Het HvJ overwoog vervolgens dat foto’s uitdrukkelijk worden genoemd in post 4911, een restpost die geen onderscheid maakt tussen kunstzinnige en andere foto’s. Niettegenstaande het feit dat volgens algemene bepaling nr. 1 voor de toepassing van de nomenclatuur van het GDT de tekst van de opschriften van de hoofdstukken als aanwijzing kan gelden voor de tariefindeling, was het eventuele kunstzinnige karakter van een voorwerp volgens het HvJ geen argument om foto’s in een ander hoofdstuk in te delen, temeer daar de eventuele artistieke waarde van een voorwerp volgens het HvJ in wezen wordt bepaald naar subjectieve en onbestendige criteria, terwijl de tariefindeling moet zijn gebaseerd op objectieve maatstaven zowel voor haar doeltreffende werking als ter wille van de rechtszekerheid (r.o. 25).
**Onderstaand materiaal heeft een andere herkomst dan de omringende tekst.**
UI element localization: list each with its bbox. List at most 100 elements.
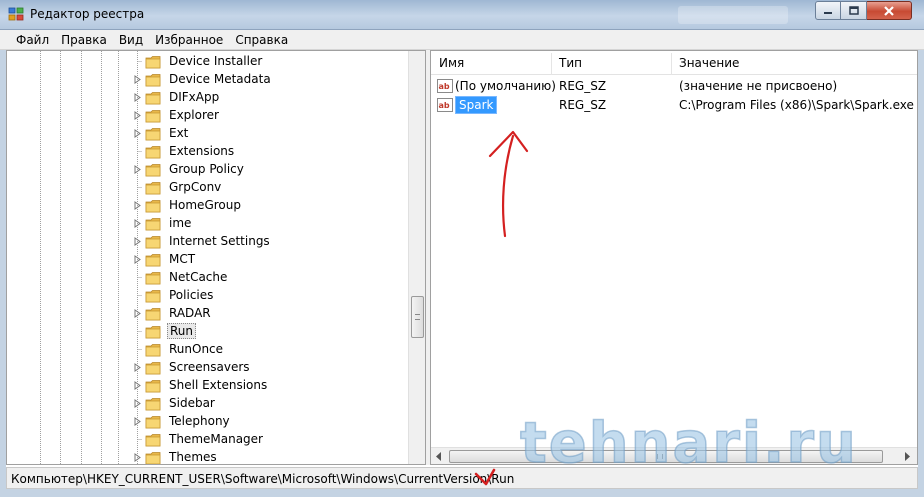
folder-icon bbox=[145, 398, 161, 411]
folder-icon bbox=[145, 380, 161, 393]
tree-scroll-thumb[interactable] bbox=[411, 296, 424, 338]
tree-item[interactable]: Internet Settings bbox=[133, 233, 413, 251]
maximize-button[interactable] bbox=[841, 1, 867, 20]
value-type: REG_SZ bbox=[559, 98, 607, 112]
folder-icon bbox=[145, 182, 161, 195]
tree-item[interactable]: RADAR bbox=[133, 305, 413, 323]
tree-item[interactable]: Extensions bbox=[133, 143, 413, 161]
folder-icon bbox=[145, 290, 161, 303]
registry-key-tree[interactable]: Device Installer Device Metadata DIFxApp Ex… bbox=[6, 50, 426, 465]
tree-item[interactable]: Shell Extensions bbox=[133, 377, 413, 395]
status-key-path: Компьютер\HKEY_CURRENT_USER\Software\Mic… bbox=[11, 472, 515, 486]
close-button[interactable] bbox=[867, 1, 912, 20]
value-row[interactable]: ab Spark REG_SZ C:\Program Files (x86)\Spar… bbox=[431, 96, 917, 115]
tree-item[interactable]: Ext bbox=[133, 125, 413, 143]
tree-connector-icon bbox=[137, 61, 142, 62]
registry-value-list[interactable]: Имя Тип Значение ab (По умолчанию) REG_SZ (… bbox=[430, 50, 918, 465]
tree-item-label: Sidebar bbox=[169, 396, 215, 410]
tree-item-label: Explorer bbox=[169, 108, 219, 122]
expand-arrow-icon[interactable] bbox=[133, 381, 142, 390]
expand-arrow-icon[interactable] bbox=[133, 219, 142, 228]
tree-item[interactable]: NetCache bbox=[133, 269, 413, 287]
scroll-left-icon[interactable] bbox=[435, 452, 443, 461]
value-name: (По умолчанию) bbox=[455, 79, 556, 93]
expand-arrow-icon[interactable] bbox=[133, 417, 142, 426]
tree-item-label: Ext bbox=[169, 126, 189, 140]
tree-item-label: Telephony bbox=[169, 414, 230, 428]
window-frame-right bbox=[918, 50, 924, 497]
folder-icon bbox=[145, 146, 161, 159]
window-frame-bottom bbox=[0, 489, 924, 497]
column-header-type[interactable]: Тип bbox=[559, 56, 582, 70]
tree-item[interactable]: ThemeManager bbox=[133, 431, 413, 449]
tree-vertical-scrollbar[interactable] bbox=[408, 51, 425, 464]
expand-arrow-icon[interactable] bbox=[133, 237, 142, 246]
folder-icon bbox=[145, 128, 161, 141]
tree-item-label: Themes bbox=[169, 450, 217, 464]
expand-arrow-icon[interactable] bbox=[133, 75, 142, 84]
folder-icon bbox=[145, 56, 161, 69]
tree-item[interactable]: Sidebar bbox=[133, 395, 413, 413]
svg-text:ab: ab bbox=[439, 82, 450, 91]
value-row[interactable]: ab (По умолчанию) REG_SZ (значение не присв… bbox=[431, 77, 917, 96]
tree-item-label: ime bbox=[169, 216, 192, 230]
tree-item[interactable]: Run bbox=[133, 323, 413, 341]
value-name: Spark bbox=[455, 96, 498, 114]
column-header-value[interactable]: Значение bbox=[679, 56, 739, 70]
column-header-name[interactable]: Имя bbox=[439, 56, 464, 70]
expand-arrow-icon[interactable] bbox=[133, 111, 142, 120]
expand-arrow-icon[interactable] bbox=[133, 399, 142, 408]
tree-item-label: RunOnce bbox=[169, 342, 224, 356]
folder-icon bbox=[145, 416, 161, 429]
tree-item[interactable]: MCT bbox=[133, 251, 413, 269]
string-value-icon: ab bbox=[437, 79, 453, 93]
tree-item-label: ThemeManager bbox=[169, 432, 263, 446]
tree-item[interactable]: Screensavers bbox=[133, 359, 413, 377]
list-header: Имя Тип Значение bbox=[431, 53, 917, 75]
tree-item[interactable]: Group Policy bbox=[133, 161, 413, 179]
minimize-button[interactable] bbox=[815, 1, 841, 20]
list-scroll-thumb[interactable] bbox=[449, 450, 883, 463]
expand-arrow-icon[interactable] bbox=[133, 93, 142, 102]
tree-item[interactable]: Explorer bbox=[133, 107, 413, 125]
menu-view[interactable]: Вид bbox=[113, 30, 149, 49]
expand-arrow-icon[interactable] bbox=[133, 309, 142, 318]
registry-editor-icon bbox=[8, 7, 24, 21]
menu-favorites[interactable]: Избранное bbox=[149, 30, 229, 49]
expand-arrow-icon[interactable] bbox=[133, 165, 142, 174]
expand-arrow-icon[interactable] bbox=[133, 453, 142, 462]
tree-guide-lines bbox=[40, 51, 138, 464]
tree-connector-icon bbox=[137, 151, 142, 152]
expand-arrow-icon[interactable] bbox=[133, 363, 142, 372]
tree-item-label: Device Metadata bbox=[169, 72, 271, 86]
tree-item[interactable]: Device Installer bbox=[133, 53, 413, 71]
expand-arrow-icon[interactable] bbox=[133, 129, 142, 138]
value-data: C:\Program Files (x86)\Spark\Spark.exe bbox=[679, 98, 914, 112]
menu-help[interactable]: Справка bbox=[229, 30, 294, 49]
folder-icon bbox=[145, 200, 161, 213]
tree-item-label: Policies bbox=[169, 288, 214, 302]
tree-item[interactable]: RunOnce bbox=[133, 341, 413, 359]
list-horizontal-scrollbar[interactable] bbox=[431, 447, 917, 464]
tree-item[interactable]: Telephony bbox=[133, 413, 413, 431]
tree-item[interactable]: HomeGroup bbox=[133, 197, 413, 215]
expand-arrow-icon[interactable] bbox=[133, 255, 142, 264]
expand-arrow-icon[interactable] bbox=[133, 201, 142, 210]
tree-item[interactable]: Policies bbox=[133, 287, 413, 305]
tree-item[interactable]: Device Metadata bbox=[133, 71, 413, 89]
tree-item[interactable]: DIFxApp bbox=[133, 89, 413, 107]
folder-icon bbox=[145, 218, 161, 231]
svg-text:ab: ab bbox=[439, 101, 450, 110]
tree-item[interactable]: ime bbox=[133, 215, 413, 233]
title-reflection bbox=[678, 6, 788, 24]
folder-icon bbox=[145, 254, 161, 267]
folder-icon bbox=[145, 92, 161, 105]
menu-edit[interactable]: Правка bbox=[55, 30, 113, 49]
tree-item[interactable]: Themes bbox=[133, 449, 413, 464]
status-bar: Компьютер\HKEY_CURRENT_USER\Software\Mic… bbox=[6, 467, 918, 489]
menu-file[interactable]: Файл bbox=[10, 30, 55, 49]
folder-icon bbox=[145, 434, 161, 447]
tree-item[interactable]: GrpConv bbox=[133, 179, 413, 197]
scroll-right-icon[interactable] bbox=[903, 452, 911, 461]
folder-icon bbox=[145, 452, 161, 464]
Opmerkelijk is dat het HvJ in de in verhouding hoge waarde van deze foto’s, die geheel wordt veroorzaakt door het kunstzinnige karakter, kennelijk geen objectieve maatstaf zag, evenmin als in het gegeven dat foto’s door een kunstgalerie werden gekocht.

In de zaken Onnasch12 en Gmurzynska-Bscher13 gaf het HvJ daarentegen expliciet een ruime uitleg aan de posten 9701 en 9703. Daarbij nam het HvJ mede aantekening 4 bij hoofdstuk 97 in aanmerking, die bij samenloop prioriteit geeft aan voornoemd hoofdstuk. In deze zaken benoemde het HvJ nadrukkelijk de waarde van de voorwerpen als relevant feit en overwoog het dat de toepassing van het voor het gebezigde materiaal geldende tarief op een douanewaarde die is gekoppeld aan het feit dat het om een kunstwerk gaat, ertoe zou leiden dat de belasting in geen verhouding staat tot de kostprijs van het materiaal (r.o. 30).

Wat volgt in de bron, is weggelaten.